# Is Pecan Good for firewood????



## Blowncrewcab (Apr 25, 2010)

I Own a 5 acre lot about 5 miles from my house that has only 4 trees on it (all Pecan trees) one of them has been hit by Lightning and isn't blooming this spring. I need to take it down, Question is---> Is it worth the time and effort to add it to the Firewood pile? The Yes answer gets it cut down soon, The No answer Lets it stand for a while till I have nothing else to do....Sooooo Whats it's worth (as far as firewood goes)?????? Also I never knew that Pecans had worms in them until I cracked open a fresh one off the tree,:censored: GROSS :censored:


----------



## Wood Doctor (Apr 25, 2010)

*Pecan and hickory...*

Pecan is in the hickory family, so the answer is a resounding yes. It may be one of the hottest burning species of firewood that there is.

Personally, I would try to harvest the wood for furniture rather than send it up the chimney. I have made some very nice rec room furniture with pecan. Its mar resistance is enormous and the sapwood is almost as hard as the heartwood. The color is excellent and you can polish it smooth as glass.

However, if the wood is in such sad shape that nothing can be saved, enjoy the heat and the smell as it burns. Save some for smokin' meat. Nothing beats it for that.


----------



## stihl sawing (Apr 25, 2010)

Yes, I've burnt about a rick of it. Seemed to last long and do good. Loved the smell of it too.


----------



## Truck4 (Apr 25, 2010)

Yes!!! it is great firewood, pecan is 95% of what I deal with, I work with some of the local farmers to clean out the orchards after triming most of them let me have it for free just to get it out, plus I have been working with them for so long I usually kick some back to them if/when they need it, last yr. I ended up with ~20-25 cords, this yr. its looking like ~15 or so, plus the short stuff I end up with after cutting it to length I sell for smoking / BBQing as it is great in there to (use it myself) so yaa if you got a dead tree get after it:chainsawguy:

Roy


----------



## ropensaddle (Apr 25, 2010)

Wood Doctor said:


> Pecan is in the hickory family, so the answer is a resounding yes. It may be one of the hottest burning species of firewood that there is.

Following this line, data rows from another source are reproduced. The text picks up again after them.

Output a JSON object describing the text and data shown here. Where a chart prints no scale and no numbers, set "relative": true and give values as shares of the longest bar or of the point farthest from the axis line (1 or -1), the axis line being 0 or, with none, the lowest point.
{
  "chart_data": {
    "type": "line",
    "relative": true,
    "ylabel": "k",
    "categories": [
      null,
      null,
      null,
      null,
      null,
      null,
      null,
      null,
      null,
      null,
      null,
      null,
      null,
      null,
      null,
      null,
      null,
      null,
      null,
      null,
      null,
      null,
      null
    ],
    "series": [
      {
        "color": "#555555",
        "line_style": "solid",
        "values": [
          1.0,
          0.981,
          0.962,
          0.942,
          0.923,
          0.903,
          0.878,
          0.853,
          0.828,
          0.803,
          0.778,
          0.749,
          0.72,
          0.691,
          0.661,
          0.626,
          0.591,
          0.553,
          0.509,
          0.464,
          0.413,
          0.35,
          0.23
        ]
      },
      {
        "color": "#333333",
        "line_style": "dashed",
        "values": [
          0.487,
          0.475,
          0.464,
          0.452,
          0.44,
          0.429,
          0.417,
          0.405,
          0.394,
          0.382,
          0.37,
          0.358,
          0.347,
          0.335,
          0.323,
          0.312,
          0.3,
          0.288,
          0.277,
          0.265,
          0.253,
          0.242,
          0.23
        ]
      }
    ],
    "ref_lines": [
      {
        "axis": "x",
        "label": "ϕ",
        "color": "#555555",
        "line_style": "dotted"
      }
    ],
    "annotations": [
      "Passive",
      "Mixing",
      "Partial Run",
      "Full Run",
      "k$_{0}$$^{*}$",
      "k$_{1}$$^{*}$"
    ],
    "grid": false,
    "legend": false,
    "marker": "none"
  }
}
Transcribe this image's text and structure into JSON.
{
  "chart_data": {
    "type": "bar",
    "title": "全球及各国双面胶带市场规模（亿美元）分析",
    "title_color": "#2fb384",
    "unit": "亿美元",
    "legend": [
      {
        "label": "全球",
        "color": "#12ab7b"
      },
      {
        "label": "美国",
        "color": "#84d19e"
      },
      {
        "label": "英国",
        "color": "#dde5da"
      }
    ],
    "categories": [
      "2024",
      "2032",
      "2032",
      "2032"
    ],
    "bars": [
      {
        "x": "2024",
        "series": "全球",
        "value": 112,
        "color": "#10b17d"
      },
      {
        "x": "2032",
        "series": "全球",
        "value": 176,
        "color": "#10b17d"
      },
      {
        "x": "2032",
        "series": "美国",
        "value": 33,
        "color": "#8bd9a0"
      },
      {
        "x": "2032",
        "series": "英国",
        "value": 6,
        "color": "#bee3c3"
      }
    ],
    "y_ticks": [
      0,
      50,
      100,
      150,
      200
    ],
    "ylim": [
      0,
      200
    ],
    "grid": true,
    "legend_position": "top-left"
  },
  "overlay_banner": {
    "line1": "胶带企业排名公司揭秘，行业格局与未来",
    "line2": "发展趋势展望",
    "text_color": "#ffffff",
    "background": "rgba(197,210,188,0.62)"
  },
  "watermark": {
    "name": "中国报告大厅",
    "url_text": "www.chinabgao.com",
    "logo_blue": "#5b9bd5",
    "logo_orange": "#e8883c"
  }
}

Pecan and hickory are actually in the walnut family but yes they are good.


----------



## Frank Boyer (Apr 26, 2010)

Pecan is great for bbq/cooking. It isn't as harsh as hickory and adds a nice flavor to the meat.


----------



## Brandon A (Apr 26, 2010)

we get lots of calls asking for pecan wood. most people like to use it for smoking wood, but it will burn hot which is great for heating wood. so to answer ur question, yes it is worth messing with


----------



## ZeroJunk (Apr 26, 2010)

Once pecan and hickory are cut in to lumber you cannot tell the difference. We had people who said they could, but we fooled them regularly.


----------